An alternative implementation strategy is to decompose the table into
columns and, instead of using intelligent operations that dispatch
on data types, to work with intelligent data objects that dispatch
on operation names. We can do this by arranging things so that a data
object, such as a rectangular number, is represented as a
function
that takes as input the required operation name and performs the
operation indicated. In such a discipline,
make_from_real_imag
could be written as
function make_from_real_imag(x,y) {
function dispatch(op) {
if (op === "real_part")
return x;
else if (op === "imag_part")
return y;
else if (op === "magnitude")
return sqrt(square(x) + square(y));
else if (op === "angle")
return atan(y,x);
else
return error("Unknown op -- make_from_real_imag",op);
}
return dispatch;
}
The corresponding
apply_generic
function, which applies a
generic operation to an argument, now simply feeds the operations
name to the data object and lets the object do the work:
6
function apply_generic(op,arg) {
return head(arg)(op);
}
Note that the value returned by
make_from_real_imag is a
function—the internal
dispatch
function.

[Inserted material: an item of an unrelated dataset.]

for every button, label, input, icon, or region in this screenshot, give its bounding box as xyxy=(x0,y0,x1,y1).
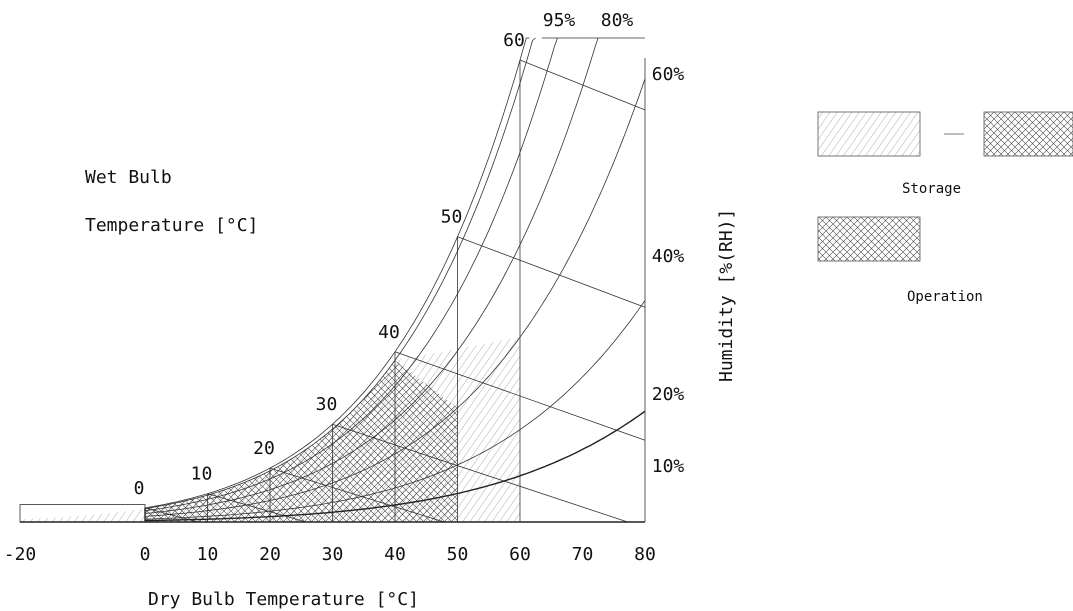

This is the
function
that is invoked when
apply_generic requests an operation to
be performed.
This style of programming is called
message passing. The name
comes from the image that a data object is an entity that receives the
requested operation name as a message. We have already seen an
example of message passing in section
2.1.3, where we saw
how
pair,
head, and
tail could be defined with no data
objects but only
functions. Here we see that message passing is not
a mathematical trick but a useful technique for organizing systems
with generic operations. In the remainder of this chapter we will
continue to use data-directed programming, rather than message
passing, to discuss generic arithmetic operations. In chapter 3 we
will return to message passing, and we will see that it can be a
powerful tool for structuring simulation programs.
Exercise 2.78.
Implement the constructor make-from-mag-ang in message-passing style.
This
function
should be analogous to the make_from_real_imag
function
given above.
Exercise 2.79.
As a large system with generic operations evolves, new types of data
objects or new operations may be needed. For each of the three
strategies—generic operations with explicit dispatch, data-directed
style, and message-passing-style—describe the changes that must be
made to a system in order to add new types or new operations. Which
organization would be most appropriate for a system in which new types
must often be added? Which would be most appropriate for a system in
which new operations must often be added?